MOMENTOS

Por Mónica C. Avendaño

Fui a hacer un trámite a una entidad pública. Me gusta observar lo que pasa alrededor. Había una demora importante en la atención. Esperaba mucha gente de distintas edades y condiciones. Todos estaban con caras adustas, incómodos por la tardanza. Se quejaban. Una joven entregó su celular al niño que la acompañaba, y él dejó de gimotear. Otra pequeña se asomaba detrás de su madre con ojos muy curiosos. Seguía ingresando gente. Cada vez se notaba más el malhumor que generaba la espera. Llegó una señora con su hija de unos cinco años, disfrazada con una larga pollera de colores. No bien entró acaparó la atención de la otra niña.

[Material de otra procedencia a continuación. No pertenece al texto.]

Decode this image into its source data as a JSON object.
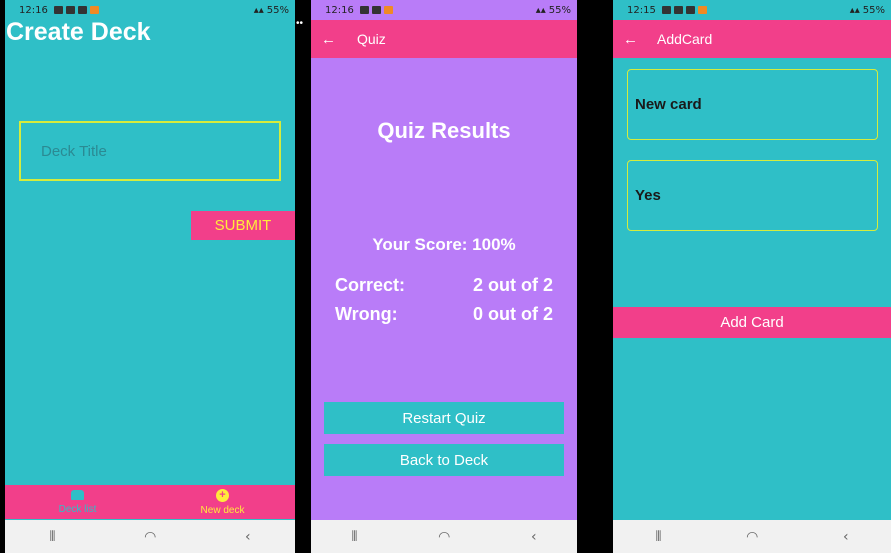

Se miraron, se sonrieron y, como en un acuerdo sobreentendido, comenzaron a perseguirse mientras soltaban carcajadas. Invitaron al niño del celular, con la misma mirada con que ellas se entendieron, pero él ni se dio cuenta. Ellas siguieron riendo. Nos hacíamos a un lado para facilitar su juego. Participábamos en él sin ser conscientes. La mayoría de los rostros se suavizaron. El tiempo dejó de ser importante. Estirábamos las manos para acariciar las cabezas de las pequeñas que pasaban corriendo. Las respectivas mamás les pedían juicio en el comportamiento. “Molestan a la gente”, dijeron. Decidieron que las niñas continuaran jugando en el jardín cerrado, que precede al ingreso del salón donde estábamos. Ellas obedecieron sin oponerse. De golpe todo cambió. Volvieron las caras ceñudas, los murmullos quejosos, las manifestaciones de disgustos, las miradas al reloj en forma permanente. Sólo el niño con el celular se mantuvo igual, pendiente de la pantalla. Nunca sabría que tuvimos un momento de frescura, un oasis de placer que nos brindó el juego milenario y cándido de dos inocentes, en el que podría haber participado.